Rodgers and Cruz Request Answers from FCC on Action Effectively Blocking Planned Standard General Acquisition of TEGNA

Washington, D.C. – House Energy and Commerce Committee Chair Cathy McMorris Rodgers (R-WA) and U.S. Senate Commerce Committee Ranking Member Sen. Ted Cruz (R-TX) are seeking answers to a decision by the Federal Communications Commission (FCC) that effectively blocks the Standard General-TEGNA transaction. In a letter sent today to FCC Chair Jessica Rosenworcel, the lawmakers want to know why the FCC broke Commission rules and precedent in sending the transaction to an Administrative Law Judge for review without a Commission-level vote.

Chair Rodgers and Ranking Member Cruz wrote:

“On February 24, 2023, Standard General’s plans to acquire TEGNA’s 61 full-power TV stations and two full-power radio stations were thwarted when the FCC’s Media Bureau, purportedly acting under Commission-delegated authority, issued a Hearing Designation Order (“HDO”) that referred the transaction to an Administrative Law Judge (“ALJ”) hearing. In the past 30 years, no broadcast license transfer has gone through the hearing process in less than 358 days (the average time is 799 days). With the deadline for financing of the Standard General-TEGNA deal expiring on May 22, 2023, the Media Bureau’s action effectively kills the transaction.

“The Media Bureau’s decision to send the transaction to an ALJ hearing violates Commission rules and precedents in several ways. First, to keep the Commission accountable to Congress and the public, a full Commission vote is required for certain matters, particularly those involving novel issues and/or significant legal or policy consequences. Designating a multi-billion-dollar transaction such as the Standard General-TEGNA transaction for an ALJ hearing is precisely the type of serious decision for which commissioners must take responsibility. The last time the FCC referred a major transaction to an ALJ, the decision was made at the Commission level, and the FCC should not have departed from that precedent. Second, the Media Bureau’s HDO relied on novel interpretations of the Commission’s public interest standard and appeared to ignore—if not contradict—the Commission’s precedent that ‘an increase in retransmission consent rates, by itself’ does not constitute a public interest harm. Third, under Commission precedent, the Media Bureau should have provided the full Commission 48 hours’ notice before issuing the HDO on February 24, 2023. It did not.”
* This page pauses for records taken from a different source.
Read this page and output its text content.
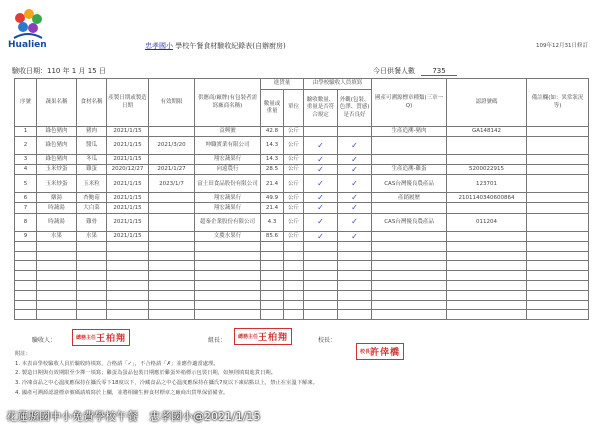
Hualien	忠孝國小 學校午餐食材驗收紀錄表(自辦廚房)	109年12月31日修訂
驗收日期：110 年 1 月 15 日	今日供餐人數 735
序號	蔬果名稱	食材名稱	產製日期或製造日期	有效期限	供應商/廠牌(有包裝者需寫廠商名稱)	進貨量		由學校驗收人員填寫		國產可溯源標章種類(三章一Q)	認證號碼	備註欄(如：異常狀況等)
						數量或重量	單位	驗收數量、重量是否符合規定	外觀(包裝、色澤、質感)是否良好			
1	綠色豬肉	豬肉	2021/1/15		益興號	42.8	公斤			生產追溯-豬肉	GA148142	
2	綠色豬肉	醬瓜	2021/1/15	2021/3/20	坤職實業有限公司	14.3	公斤	✓	✓			
3	綠色豬肉	冬瓜	2021/1/15		翔宏蔬果行	14.3	公斤	✓	✓			
4	玉米炒蛋	雞蛋	2020/12/27	2021/1/27	向遠農行	28.5	公斤	✓	✓	生產追溯-雞蛋	5200022915	
5	玉米炒蛋	玉米粒	2021/1/15	2023/1/7	富士田食品股份有限公司	21.4	公斤	✓	✓	CAS台灣優良農產品	123701	
6	燉湯	杏鮑菇	2021/1/15		翔宏蔬果行	49.9	公斤	✓	✓	產銷履歷	2101140340600864	
7	時蔬湯	大白菜	2021/1/15		翔宏蔬果行	21.4	公斤	✓	✓			
8	時蔬湯	雞骨	2021/1/15		超秦企業股份有限公司	4.3	公斤	✓	✓	CAS台灣優良農產品	011204	
9	水果	水果	2021/1/15		文慶水果行	85.6	公斤	✓	✓			

驗收人：	總務主任王柏翔	組長：	總務主任王柏翔	校長：
校長許倖橋
附註：
1. 本表由學校驗收人員於驗收時填寫，合格請「✓」，不合格請「✗」並應作適當處理。
2. 製造日期與有效期限至少擇一填寫；雞蛋為蛋品包裝日期應於雞蛋外箱標示包裝日期，如無則填寫進貨日期。
3. 冷凍食品之中心溫度應保持在攝氏零下18度以下，冷藏食品之中心溫度應保持在攝氏7度以下凍結點以上，禁止在室溫下解凍。
4. 國產可溯源認證標章號碼請填寫於上欄，並將相關生鮮食材標章之廠商出貨單保留備查。
花蓮縣國中小免費學校午餐　忠孝國小@2021/1/15
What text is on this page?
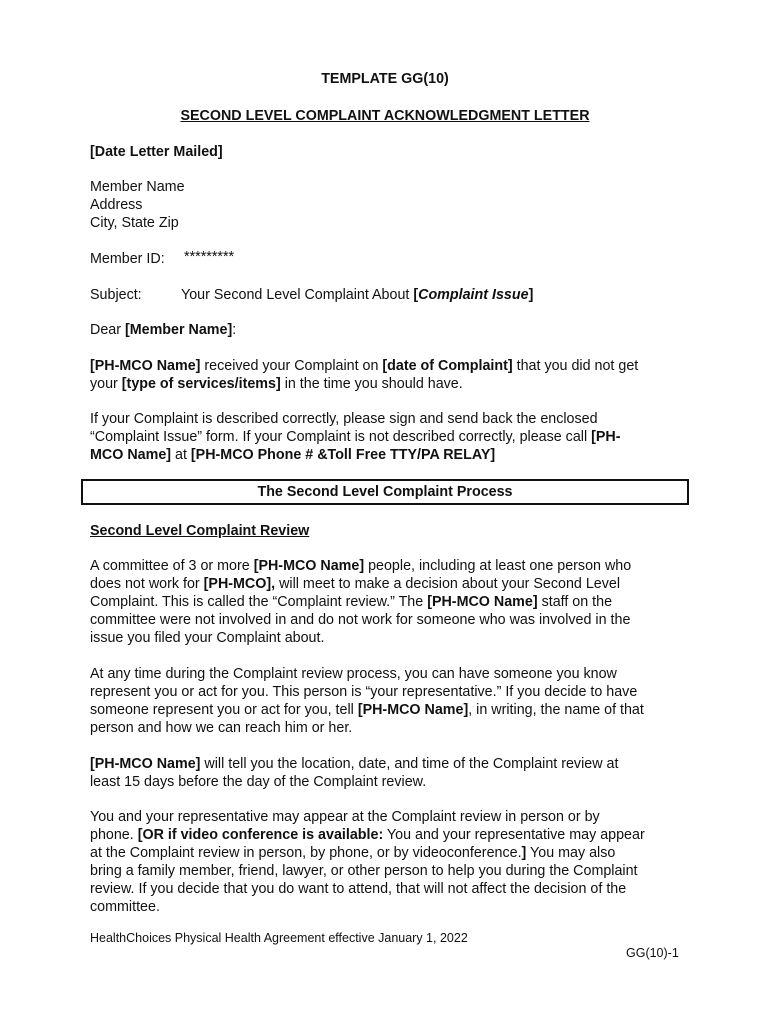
TEMPLATE GG(10)
SECOND LEVEL COMPLAINT ACKNOWLEDGMENT LETTER
[Date Letter Mailed]
Member Name
Address
City, State Zip
Member ID: *********
Subject:	Your Second Level Complaint About [Complaint Issue]
Dear [Member Name]:
[PH-MCO Name] received your Complaint on [date of Complaint] that you did not get
your [type of services/items] in the time you should have.
If your Complaint is described correctly, please sign and send back the enclosed
“Complaint Issue” form. If your Complaint is not described correctly, please call [PH-
MCO Name] at [PH-MCO Phone # &Toll Free TTY/PA RELAY]
The Second Level Complaint Process
Second Level Complaint Review
A committee of 3 or more [PH-MCO Name] people, including at least one person who
does not work for [PH-MCO], will meet to make a decision about your Second Level
Complaint. This is called the “Complaint review.” The [PH-MCO Name] staff on the
committee were not involved in and do not work for someone who was involved in the
issue you filed your Complaint about.
At any time during the Complaint review process, you can have someone you know
represent you or act for you. This person is “your representative.” If you decide to have
someone represent you or act for you, tell [PH-MCO Name], in writing, the name of that
person and how we can reach him or her.
[PH-MCO Name] will tell you the location, date, and time of the Complaint review at
least 15 days before the day of the Complaint review.
You and your representative may appear at the Complaint review in person or by
phone. [OR if video conference is available: You and your representative may appear
at the Complaint review in person, by phone, or by videoconference.] You may also
bring a family member, friend, lawyer, or other person to help you during the Complaint
review. If you decide that you do want to attend, that will not affect the decision of the
committee.
HealthChoices Physical Health Agreement effective January 1, 2022
GG(10)-1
Chair Rodgers and Ranking Member Cruz also raised concerns regarding previous reporting suggesting that a former TEGNA bidder’s political connections with influential Democrats may have played a role in the FCC’s decision to stray from precedent, writing:

“Given these departures from precedent, it is no surprise that the decision has raised questions about the Commission’s fairness. According to numerous public reports, outside interests pushed Commission officials to block this transaction in order to pave the way for an alternative buyer, namely Byron Allen. For example, the Wall Street Journal reported that Mr. Allen’s Allen Media Group had previously tried, unsuccessfully, to acquire TEGNA in the fall of 2021. Coincidentally, Mr. Allen is a major Democratic donor. In 2021, he donated $2,900 to Nancy Pelosi’s campaign fund, $5,000 to PAC to the Future, $44,000 to the Nancy Pelosi Victory Fund, and $255,500 to the Democratic Congressional Campaign Committee, among others. After the Standard General-TEGNA transaction was announced in 2022, he donated $250,000 to the House Majority PAC and $100,000 to the Senate Majority PAC. Some have observed that the well-connected Mr. Allen is ‘the most likely beneficiary if the Standard General deal falls through.’”

In addition, Chair Rodgers and Ranking Member Cruz request the FCC give details about previous Hearing Designation Orders involving similar matters and specifics regarding the FCC’s handling of the Standard General-TEGNA transaction, including whether or not anyone in the chairwoman’s office had any contact with Byron Allen or anyone affiliated with Allen Media Group.